When the EP does anything obvious like using voice to say something, the words only serve to put into focus the same nightmarish mood. On 'Tonight / mornings into forever', between handclaps and a stuttering kick drum, a couple talk intimately about an intense agreement of the kind that's doomed to end badly - "do you remember that pact we made? – we promised to never leave each other." Like everything else on the record, it sounds as if it's been stretched through time and filtered through several layers of consciousness. On Closer direct communication always feels provisional, sabotaged. Atmosphere is king.

So he's Burial without the garage influence then? Well, not quite. With its noirish tone and liminal atmosphere, Closer brings to mind the Lynchian hyperweird as vividly as Burial's garage-abstracting psychogeography evokes South London suburbs, but – perhaps thankfully – Rimar brings a Hip Hop producer's sensibility and craft to his work. 'It's been so long' percolates and floats in mid-air like something Clams Casino might stick on one of his instrumental tapes, while its hi-hat crackle brings to mind a mumblier Lex Luger. Through the murk and misdirection there are ample moments of groove and rhythm to cling on to.

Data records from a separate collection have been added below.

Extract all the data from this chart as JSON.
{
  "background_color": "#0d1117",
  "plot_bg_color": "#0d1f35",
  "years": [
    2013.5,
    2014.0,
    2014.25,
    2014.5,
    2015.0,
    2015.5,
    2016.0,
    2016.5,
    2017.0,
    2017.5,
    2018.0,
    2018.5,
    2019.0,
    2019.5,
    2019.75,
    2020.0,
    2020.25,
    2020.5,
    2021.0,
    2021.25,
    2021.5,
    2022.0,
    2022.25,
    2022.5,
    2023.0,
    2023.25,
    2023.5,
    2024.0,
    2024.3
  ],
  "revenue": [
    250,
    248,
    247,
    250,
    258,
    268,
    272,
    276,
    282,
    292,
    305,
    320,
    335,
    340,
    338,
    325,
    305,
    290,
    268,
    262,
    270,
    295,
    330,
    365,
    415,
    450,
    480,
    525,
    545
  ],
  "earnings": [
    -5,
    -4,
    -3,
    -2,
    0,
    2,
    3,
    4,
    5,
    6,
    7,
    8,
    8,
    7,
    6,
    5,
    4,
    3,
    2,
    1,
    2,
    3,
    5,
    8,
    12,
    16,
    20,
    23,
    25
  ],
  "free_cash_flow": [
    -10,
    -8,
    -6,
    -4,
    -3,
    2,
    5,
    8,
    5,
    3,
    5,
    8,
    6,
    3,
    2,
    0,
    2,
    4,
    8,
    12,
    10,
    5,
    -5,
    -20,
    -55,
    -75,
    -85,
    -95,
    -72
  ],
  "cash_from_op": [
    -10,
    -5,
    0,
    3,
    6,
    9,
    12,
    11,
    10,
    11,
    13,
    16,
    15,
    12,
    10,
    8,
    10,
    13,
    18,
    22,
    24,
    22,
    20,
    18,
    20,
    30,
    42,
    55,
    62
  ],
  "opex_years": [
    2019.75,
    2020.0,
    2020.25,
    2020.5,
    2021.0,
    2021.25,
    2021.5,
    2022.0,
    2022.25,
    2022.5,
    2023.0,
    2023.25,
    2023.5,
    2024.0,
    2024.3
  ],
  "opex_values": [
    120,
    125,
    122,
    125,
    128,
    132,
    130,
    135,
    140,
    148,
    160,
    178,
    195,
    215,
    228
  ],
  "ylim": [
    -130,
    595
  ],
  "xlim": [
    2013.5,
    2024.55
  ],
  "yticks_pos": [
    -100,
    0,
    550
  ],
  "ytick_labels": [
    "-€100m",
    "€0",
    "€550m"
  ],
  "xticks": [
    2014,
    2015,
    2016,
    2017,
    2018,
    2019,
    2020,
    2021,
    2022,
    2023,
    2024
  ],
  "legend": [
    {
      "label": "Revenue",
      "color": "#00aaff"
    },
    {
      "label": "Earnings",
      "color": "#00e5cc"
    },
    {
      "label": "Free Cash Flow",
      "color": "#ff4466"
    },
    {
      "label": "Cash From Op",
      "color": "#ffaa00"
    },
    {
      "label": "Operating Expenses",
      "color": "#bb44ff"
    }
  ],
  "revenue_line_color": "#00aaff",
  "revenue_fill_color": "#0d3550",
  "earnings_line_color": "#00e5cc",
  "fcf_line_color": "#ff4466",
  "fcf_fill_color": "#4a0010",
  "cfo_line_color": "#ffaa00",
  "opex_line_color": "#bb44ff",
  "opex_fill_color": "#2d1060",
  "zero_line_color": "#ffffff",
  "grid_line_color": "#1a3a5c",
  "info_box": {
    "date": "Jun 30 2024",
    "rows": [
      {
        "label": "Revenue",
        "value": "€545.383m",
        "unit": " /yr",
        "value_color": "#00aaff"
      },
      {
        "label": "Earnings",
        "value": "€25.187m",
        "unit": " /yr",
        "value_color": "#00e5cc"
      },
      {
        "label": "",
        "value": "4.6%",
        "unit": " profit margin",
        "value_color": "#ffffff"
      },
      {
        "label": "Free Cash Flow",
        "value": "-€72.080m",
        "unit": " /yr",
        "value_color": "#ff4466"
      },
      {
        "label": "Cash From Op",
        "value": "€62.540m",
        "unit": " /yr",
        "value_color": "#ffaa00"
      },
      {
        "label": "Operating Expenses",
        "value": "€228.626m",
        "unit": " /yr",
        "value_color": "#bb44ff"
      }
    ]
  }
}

An EP that exists somewhere in the undefined hinterlands between hip hop, R&B and dance, Closer is a record that showcases Rimar's ability with atmosphere and groove. By playing with the familiar atmospherics that are the sound of emotional sincerity in 2012, it manages to sound like the visceral, menacing subconscious behind other bedroom auteurs like How to Dress Well and confessional crooners like Drake and The Weeknd. In all probability he'll try something different soon enough, but Closer is another impressive blueprint from an emerging talent.